You are however at liberty to make known my opinion & the reasons of it substantially to Walker, Clarkson, Le Roy—& with somewhat more of caution to Rickets.6

Yours with sincere esteem & regard

A Hamilton

James Watson Esqr

ALS, National Society, Daughters of the American Revolution, Washington, D.C.

1Watson, a New York City merchant and bank director, was a stockholder in the Society for Establishing Useful Manufactures.

2Watson had been elected a director of the Society for Establishing Useful Manufactures on October 3, 1792. The election was recorded in the society’s minutes for October 12, 1792 (“Minutes of the S.U.M.,” description begins MS minutes of the Society for Establishing Useful Manufactures, City of Paterson, New Jersey, Plant Management Commission, Successors to the Society for Establishing Useful Manufactures. description ends 52–53, 72).

3H had been in Newark, New Jersey, in early October.
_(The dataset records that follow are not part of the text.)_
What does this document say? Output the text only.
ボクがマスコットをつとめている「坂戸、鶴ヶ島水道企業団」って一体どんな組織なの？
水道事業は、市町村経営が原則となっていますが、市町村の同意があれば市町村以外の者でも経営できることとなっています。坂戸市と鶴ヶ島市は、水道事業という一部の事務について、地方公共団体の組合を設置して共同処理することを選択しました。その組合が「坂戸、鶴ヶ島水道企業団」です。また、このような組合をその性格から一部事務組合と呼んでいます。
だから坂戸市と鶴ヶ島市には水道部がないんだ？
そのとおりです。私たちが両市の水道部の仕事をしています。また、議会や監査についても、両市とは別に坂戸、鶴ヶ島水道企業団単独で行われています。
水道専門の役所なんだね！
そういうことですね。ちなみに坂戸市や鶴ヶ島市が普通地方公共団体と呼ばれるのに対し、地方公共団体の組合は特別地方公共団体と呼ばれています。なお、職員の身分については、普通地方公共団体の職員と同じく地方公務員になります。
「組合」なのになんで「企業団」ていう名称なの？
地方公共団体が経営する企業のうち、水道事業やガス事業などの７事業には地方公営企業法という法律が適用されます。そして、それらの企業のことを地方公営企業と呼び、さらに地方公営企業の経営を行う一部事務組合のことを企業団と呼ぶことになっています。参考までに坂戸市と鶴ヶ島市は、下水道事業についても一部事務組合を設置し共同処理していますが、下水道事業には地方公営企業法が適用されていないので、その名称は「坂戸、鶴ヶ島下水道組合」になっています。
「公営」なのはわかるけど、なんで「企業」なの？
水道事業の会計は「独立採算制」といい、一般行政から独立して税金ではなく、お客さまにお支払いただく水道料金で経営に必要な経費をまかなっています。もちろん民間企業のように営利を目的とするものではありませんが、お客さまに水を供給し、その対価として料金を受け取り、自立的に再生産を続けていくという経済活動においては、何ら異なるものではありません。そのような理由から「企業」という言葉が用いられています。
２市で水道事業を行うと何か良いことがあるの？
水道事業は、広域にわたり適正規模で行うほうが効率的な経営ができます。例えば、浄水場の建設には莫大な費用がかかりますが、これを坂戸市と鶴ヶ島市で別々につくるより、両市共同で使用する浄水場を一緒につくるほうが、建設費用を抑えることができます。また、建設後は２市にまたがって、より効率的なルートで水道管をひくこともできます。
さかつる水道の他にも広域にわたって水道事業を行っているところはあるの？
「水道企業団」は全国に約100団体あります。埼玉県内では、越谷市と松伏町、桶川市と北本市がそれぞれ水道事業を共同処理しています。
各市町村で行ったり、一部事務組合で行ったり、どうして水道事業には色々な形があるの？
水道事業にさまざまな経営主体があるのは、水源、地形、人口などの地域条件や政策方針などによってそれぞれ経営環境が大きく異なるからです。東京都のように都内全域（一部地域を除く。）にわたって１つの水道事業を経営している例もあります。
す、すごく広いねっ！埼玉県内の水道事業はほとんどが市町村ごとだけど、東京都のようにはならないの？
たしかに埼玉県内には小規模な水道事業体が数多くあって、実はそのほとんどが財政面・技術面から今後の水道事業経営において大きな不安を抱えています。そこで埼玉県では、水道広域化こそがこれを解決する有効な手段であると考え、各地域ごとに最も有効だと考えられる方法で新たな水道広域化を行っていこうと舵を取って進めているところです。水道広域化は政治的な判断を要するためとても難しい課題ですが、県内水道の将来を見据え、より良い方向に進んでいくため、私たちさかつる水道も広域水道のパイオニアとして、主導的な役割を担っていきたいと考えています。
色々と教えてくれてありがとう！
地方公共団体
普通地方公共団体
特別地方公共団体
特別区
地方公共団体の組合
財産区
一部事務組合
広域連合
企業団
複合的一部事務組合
4Ogden, who was the brother-in-law of Gouverneur Morris and the founder of Ogdensburg, New York, was a New Jersey iron manufacturer and land speculator. From 1789 to 1791 Ogden was the manager of Robert Morris’s manufacturing establishment on the Delaware River near Morrisville, Pennsylvania. On July 6, 1792, Robert Morris noted that he had agreed to buy Ogden’s share in the “Delaware Works” since the enterprise had proved unsuccessful under Ogden’s management. A part of the payment for Ogden’s share was arranged when Morris assumed full responsibility for a loan made by the Bank of North America in 1789, which had been “borrowed at Mr. Ogdens request for the use of the said Delaware Works, under his most solemn promise that no part thereof should be applied to any other use” (D, partly in the handwriting of Robert Morris, Wastebook, 1792–1796, Historical Society of Pennsylvania, Philadelphia).

5Pierre Charles L’Enfant had been appointed to superintend the erection of the works of the Society for Establishing Useful Manufactures.

6Benjamin Walker, Matthew Clarkson, Herman Le Roy, and James Ricketts were directors of the Society for Establishing Useful Manufactures.